Because of these restrictions, it is easy to see that if \(G = (V, E)\) is a star graph of order \(n\), then we know that that graph size \(m = |E|\) (the size of the edge set), has to be \(n-1\). So in the example shown in Figure 23.1, \(n =7\) and \(m = n-1 = 7-1=6\). Neat!
23.2 The Big Three Centralities in the Star Graph
Degree, Closeness, and Betweenness centralities have an interesting property that provides a conceptual connection between them (Freeman 1979). Consider the star graph shown in Figure 23.1 with central node A. The degree, closeness, and betweenness centralities of the different nodes are shown in Table 23.1).
Of course, by definition, we know beforehand that the central node in a star graph has to have the highest degree, since the degree of peripheral nodes is fixed to one and the degree of the central node is always \(n-1\), where \(n\) is the graph order.
However, note also that the central node has to have the highest closeness, since it is connected by a path of length one (an edge) to every peripheral node, but each peripheral node can only reach other peripheral nodes in the graph by a path of length two. They are farther away from other nodes than the central node.
Finally, note that the central node in the star will also always have the highest betweenness because each of the paths of length two connecting every pair of peripheral nodes to one another has to include the central node as an inner node in the path. So it serves as the intermediary between any communication between peripheral nodes.

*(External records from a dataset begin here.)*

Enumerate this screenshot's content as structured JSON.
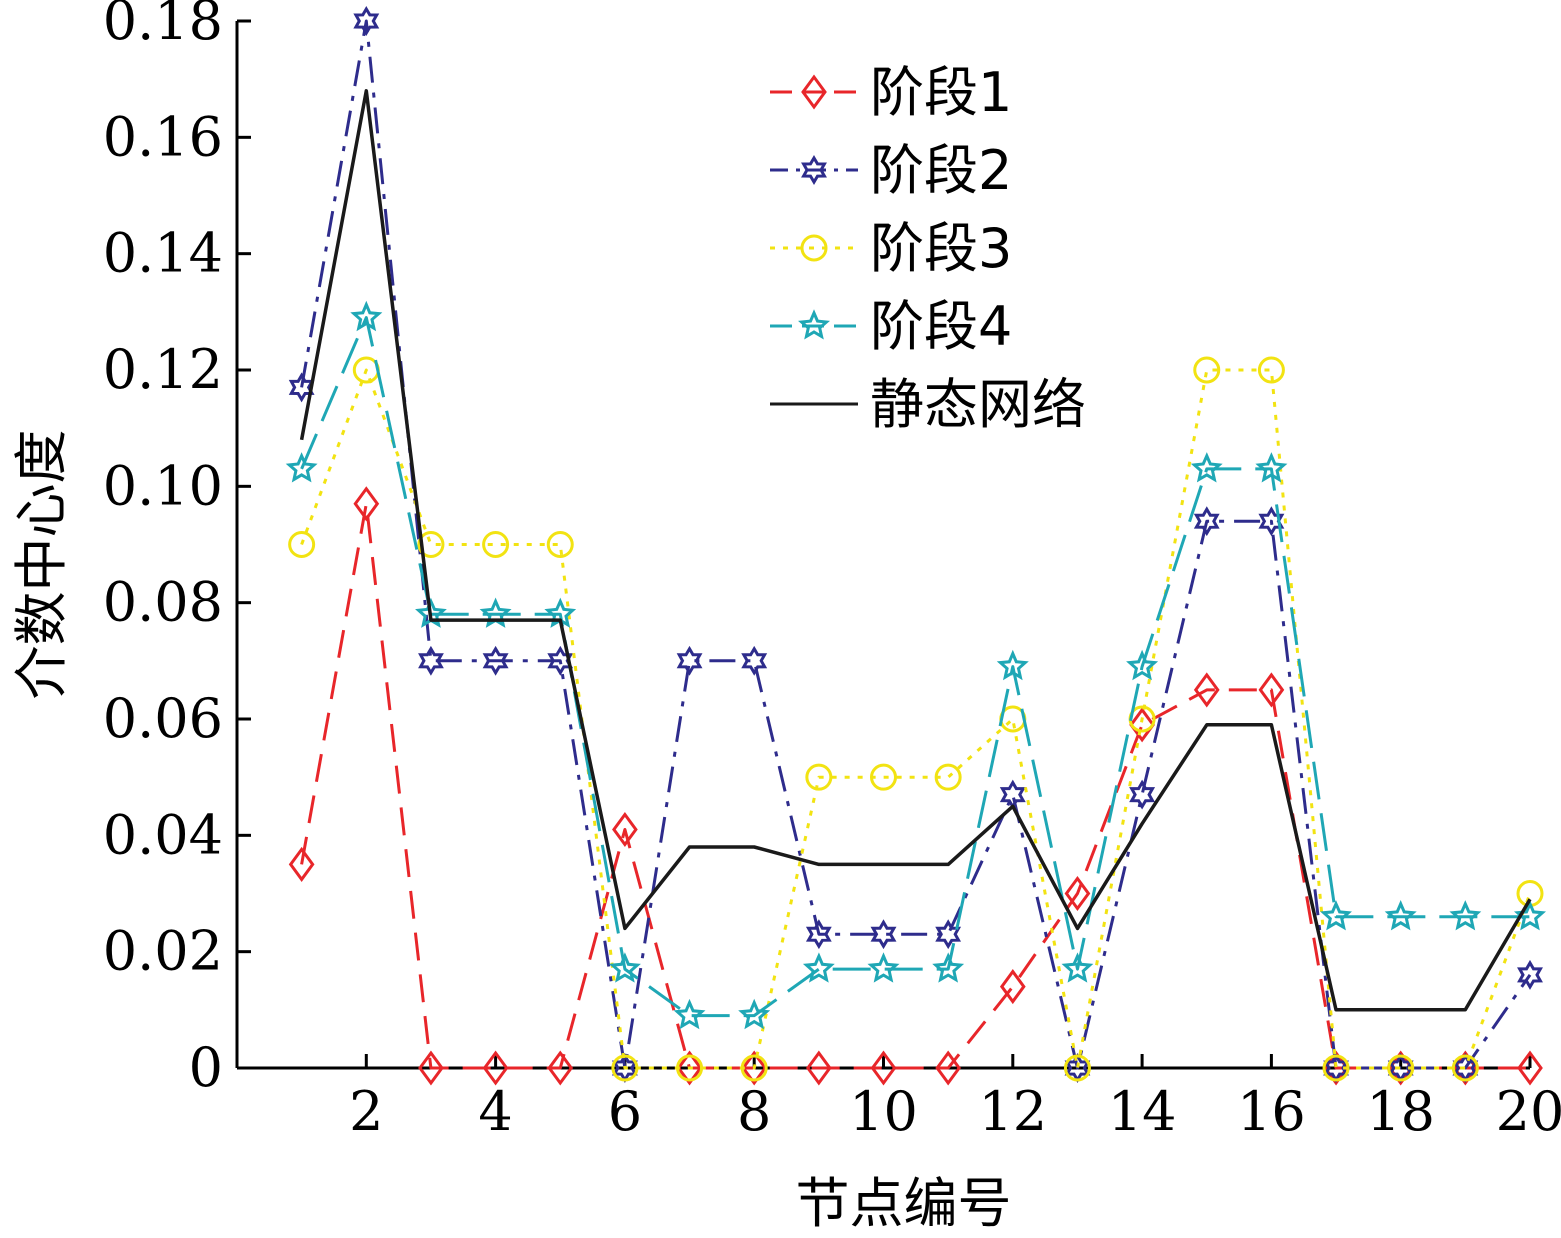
{
  "chart_data": {
    "type": "line",
    "title": "",
    "xlabel": "节点编号",
    "ylabel": "介数中心度",
    "x": [
      1,
      2,
      3,
      4,
      5,
      6,
      7,
      8,
      9,
      10,
      11,
      12,
      13,
      14,
      15,
      16,
      17,
      18,
      19,
      20
    ],
    "xticks": [
      2,
      4,
      6,
      8,
      10,
      12,
      14,
      16,
      18,
      20
    ],
    "xtick_labels": [
      "2",
      "4",
      "6",
      "8",
      "10",
      "12",
      "14",
      "16",
      "18",
      "20"
    ],
    "xlim": [
      0,
      20
    ],
    "yticks": [
      0,
      0.02,
      0.04,
      0.06,
      0.08,
      0.1,
      0.12,
      0.14,
      0.16,
      0.18
    ],
    "ytick_labels": [
      "0",
      "0.02",
      "0.04",
      "0.06",
      "0.08",
      "0.10",
      "0.12",
      "0.14",
      "0.16",
      "0.18"
    ],
    "ylim": [
      0,
      0.18
    ],
    "grid": false,
    "legend_position": "top-right",
    "series": [
      {
        "name": "阶段1",
        "color": "#e8262a",
        "dash": "dashed",
        "marker": "diamond",
        "values": [
          0.035,
          0.097,
          0,
          0,
          0,
          0.041,
          0,
          0,
          0,
          0,
          0,
          0.014,
          0.03,
          0.059,
          0.065,
          0.065,
          0,
          0,
          0,
          0
        ]
      },
      {
        "name": "阶段2",
        "color": "#2e2c8c",
        "dash": "dash-dot",
        "marker": "hexagram",
        "values": [
          0.117,
          0.18,
          0.07,
          0.07,
          0.07,
          0,
          0.07,
          0.07,
          0.023,
          0.023,
          0.023,
          0.047,
          0,
          0.047,
          0.094,
          0.094,
          0,
          0,
          0,
          0.016
        ]
      },
      {
        "name": "阶段3",
        "color": "#f2e312",
        "dash": "dotted",
        "marker": "circle",
        "values": [
          0.09,
          0.12,
          0.09,
          0.09,
          0.09,
          0,
          0,
          0,
          0.05,
          0.05,
          0.05,
          0.06,
          0,
          0.06,
          0.12,
          0.12,
          0,
          0,
          0,
          0.03
        ]
      },
      {
        "name": "阶段4",
        "color": "#1fa7b5",
        "dash": "long-dash",
        "marker": "star",
        "values": [
          0.103,
          0.129,
          0.078,
          0.078,
          0.078,
          0.017,
          0.009,
          0.009,
          0.017,
          0.017,
          0.017,
          0.069,
          0.017,
          0.069,
          0.103,
          0.103,
          0.026,
          0.026,
          0.026,
          0.026
        ]
      },
      {
        "name": "静态网络",
        "color": "#1a1a1a",
        "dash": "solid",
        "marker": "none",
        "values": [
          0.108,
          0.168,
          0.077,
          0.077,
          0.077,
          0.024,
          0.038,
          0.038,
          0.035,
          0.035,
          0.035,
          0.045,
          0.024,
          0.042,
          0.059,
          0.059,
          0.01,
          0.01,
          0.01,
          0.029
        ]
      }
    ]
  }
}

| A | B | C | D | E | F | G | |
|---|---|---|---|---|---|---|---|
| Degree | 6.0 | 1.0 | 1.0 | 1.0 | 1.0 | 1.0 | 1.0 |
| Closeness | 8.2 | 4.5 | 4.5 | 4.5 | 4.5 | 4.5 | 4.5 |
| Betwenness | 15.0 | 0.0 | 0.0 | 0.0 | 0.0 | 0.0 | 0.0 |
Table 23.1: Centralities in a star graph of order 7.

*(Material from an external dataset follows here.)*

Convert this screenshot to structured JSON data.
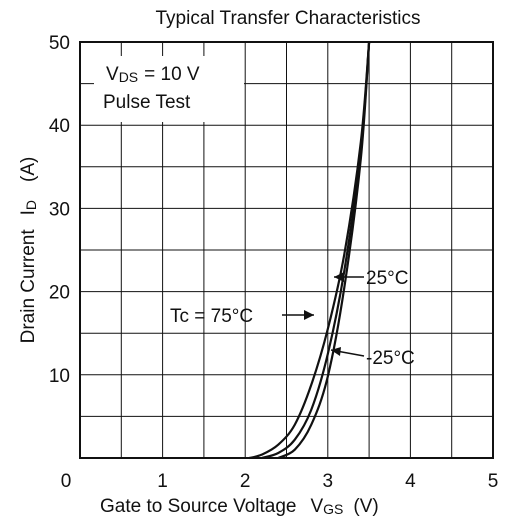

The mathematical sociologist Linton Freeman (1979) thus thinks that the “big three” centrality measures are the big three precisely because they are maximized for the central node in a star graph.
References
Borgatti, Stephen P. 2005. “Centrality and Network Flow.” Social Networks 27 (1): 55–71.
Borgatti, Stephen P, and Martin G Everett. 2006. “A Graph-Theoretic Perspective on Centrality.” Social Networks 28 (4): 466–84.
Freeman, Linton C. 1977. “A Set of Measures of Centrality Based on Betweenness.” Sociometry 40 (1): 35–41.
———. 1979. “Centrality in Social Networks Conceptual Clarification.” Social Networks 1 (3): 215–39.
Nieminen, Juhani. 1974. “On the Centrality in a Graph.” Scandinavian Journal of Psychology 15 (1): 332–36.
Sabidussi, Gert. 1966. “The Centrality Index of a Graph.” Psychometrika 31 (4): 581–603.